一応、良くも悪くも注目されているという自覚はあるので、アリサさんの分析(?)には納得はしても反発はなかった。
「でしょー。まあ、それはいいか。それよりも壁を調べていた時に受けた印象ねえ……。うーん。改めて聞かれると難しいなあ」
「そんなに考え込む必要はないよ。心理テストの時みたいに、直感で答えてもらったほうが嬉しいかな」
「そんなもん? よくわからないけれど、結構前のことだからなあ。色々余計なものが混ざると思うよ?」
「それはそれでいいんだよ。

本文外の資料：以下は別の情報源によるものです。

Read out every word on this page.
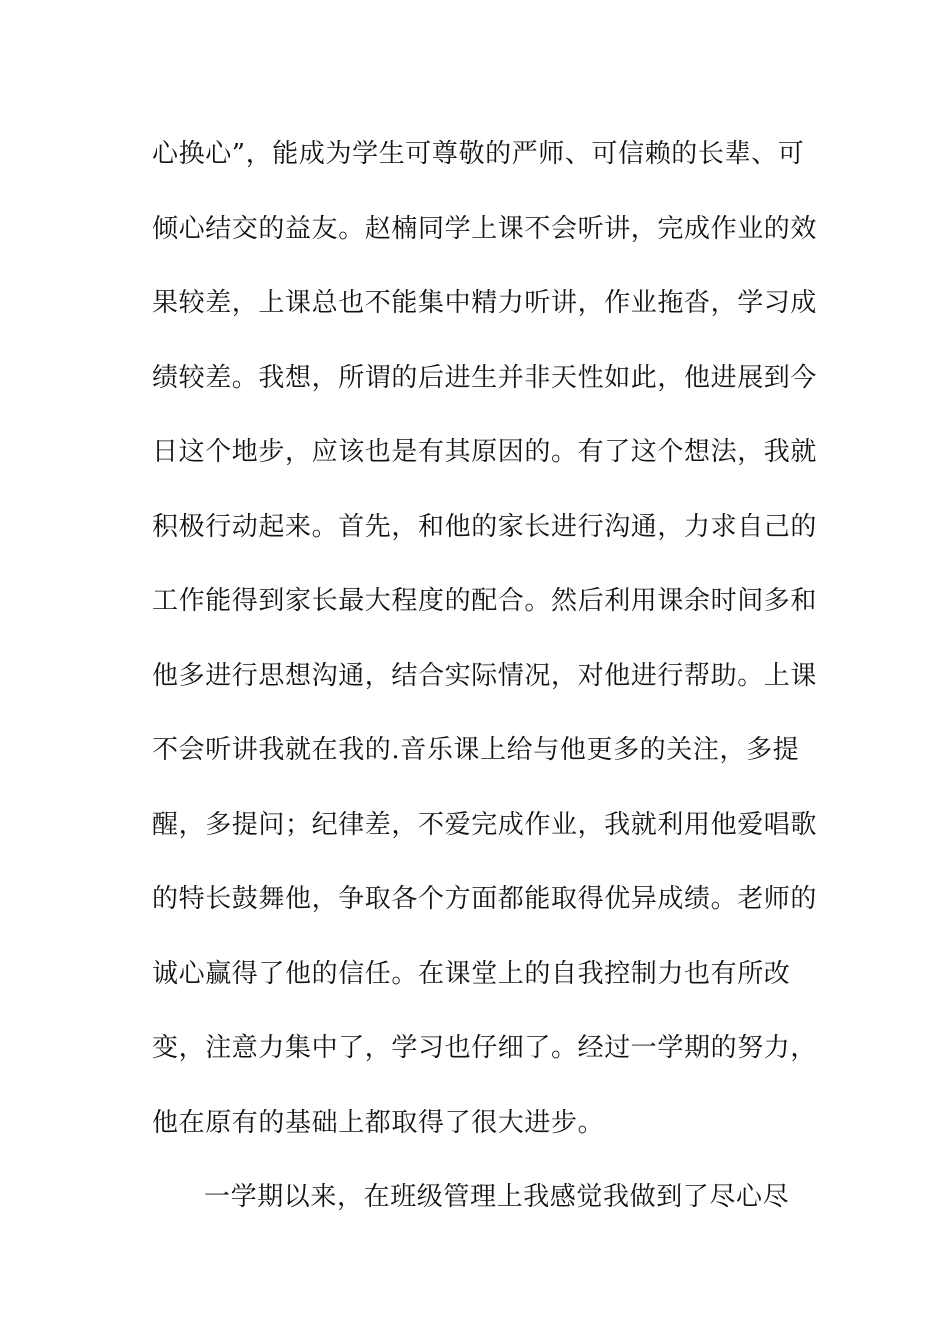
心换心”，能成为学生可尊敬的严师、可信赖的长辈、可
倾心结交的益友。赵楠同学上课不会听讲，完成作业的效
果较差，上课总也不能集中精力听讲，作业拖沓，学习成
绩较差。我想，所谓的后进生并非天性如此，他进展到今
日这个地步，应该也是有其原因的。有了这个想法，我就
积极行动起来。首先，和他的家长进行沟通，力求自己的
工作能得到家长最大程度的配合。然后利用课余时间多和
他多进行思想沟通，结合实际情况，对他进行帮助。上课
不会听讲我就在我的.音乐课上给与他更多的关注，多提
醒，多提问；纪律差，不爱完成作业，我就利用他爱唱歌
的特长鼓舞他，争取各个方面都能取得优异成绩。老师的
诚心赢得了他的信任。在课堂上的自我控制力也有所改
变，注意力集中了，学习也仔细了。经过一学期的努力，
他在原有的基础上都取得了很大进步。
一学期以来，在班级管理上我感觉我做到了尽心尽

とにかくどういう調査をして、どういう印象を受けたのかを聞きたいんだ」
アリサさんが壁の調査をしようと思い立ったのは、魔道具士の一人として何かの刺激を受けることが出来ないかと考えたからだそうだ。
地脈の中央にある壁が魔道具として分類していいのかどうかも当時は分からなかったので、とにかく調べないと始まらないと軽い気持ちで始めた。
そもそも中央の壁は物理的に存在しているわけではないので、それを道具と言っていいのかどうかは今でも分からないとアリサさんは苦笑をしていた。

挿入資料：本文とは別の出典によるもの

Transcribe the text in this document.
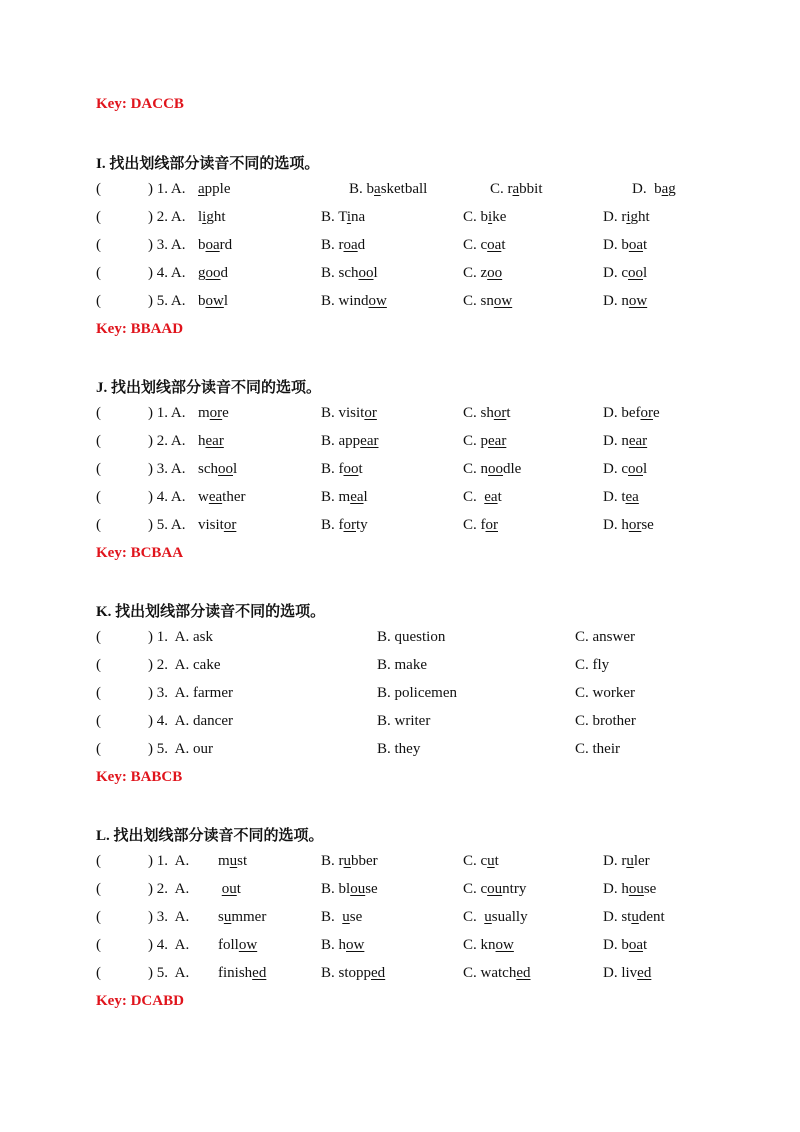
Key: DACCB
I. 找出划线部分读音不同的选项。
(	) 1. A. apple	B. basketball	C. rabbit	D.  bag
(	) 2. A. light	B. Tina	C. bike	D. right
(	) 3. A. board	B. road	C. coat	D. boat
(	) 4. A. good	B. school	C. zoo	D. cool
(	) 5. A. bowl	B. window	C. snow	D. now
Key: BBAAD
J. 找出划线部分读音不同的选项。
(	) 1. A. more	B. visitor	C. short	D. before
(	) 2. A. hear	B. appear	C. pear	D. near
(	) 3. A. school	B. foot	C. noodle	D. cool
(	) 4. A. weather	B. meal	C.  eat	D. tea
(	) 5. A. visitor	B. forty	C. for	D. horse
Key: BCBAA
K. 找出划线部分读音不同的选项。
(	) 1.  A. ask	B. question	C. answer
(	) 2.  A. cake	B. make	C. fly
(	) 3.  A. farmer	B. policemen	C. worker
(	) 4.  A. dancer	B. writer	C. brother
(	) 5.  A. our	B. they	C. their
Key: BABCB
L. 找出划线部分读音不同的选项。
(	) 1.  A. must	B. rubber	C. cut	D. ruler
(	) 2.  A. out	B. blouse	C. country	D. house
(	) 3.  A. summer	B.  use	C.  usually	D. student
(	) 4.  A. follow	B. how	C. know	D. boat
(	) 5.  A. finished	B. stopped	C. watched	D. lived
Key: DCABD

外との空間を分けている家の壁だって広義の意味で道具の一つと言えなくはないので、調べていくうちにそこはあまり気にならなくなったとのこと。
「――それはいいとして。調べていくうちに強く思うようになったのは『何のために』壁って存在しているのか、ということかな」
「何のために? プレイヤーのためにじゃないの?」
「そういう意味じゃなくてさ。だってマナって基本的にはその場から動かないじゃない。だったら少なくともマナのためには壁なんて存在する必要はないよね?」
「……なるほど。どちらかといえばあの壁は魔力と混ざらないために存在しているってことか」
「確証はないけれどねー。それにマナと魔力が混ざるとどうなるのか、それ以前に混ざるのかどうかもよくわかっていないじゃない」
「そうだね。地脈の中だけじゃなく自然の中でもマナは存在しているけれど、その状態を『混ざっている』と言っていいかは微妙かな」
「そうそう。それこそキラさんの世界樹とかダンジョンとか。マナを魔力に変換する存在はあるけれど、それも混ざった状態とは言っていないよね」
「確かにあれは混ぜているとは言えないだろうなあ。それに地脈の中の濃い魔力と魂の源ともいえるマナは、自然に存在しているものとは比べ物にならない程の濃さ? 強さ? だろうしね」
マナや魔力の濃度のことをどう表現していいのかわからずに最後が曖昧な言い方になってしまったけれど、アリサさんにはしっかりと通じてくれたようだった。
それはともかくとして、話を聞けば聞くほど地脈の中央に存在している『壁』が色々な意味で特異な存在であるという気持ちが強くなっていった。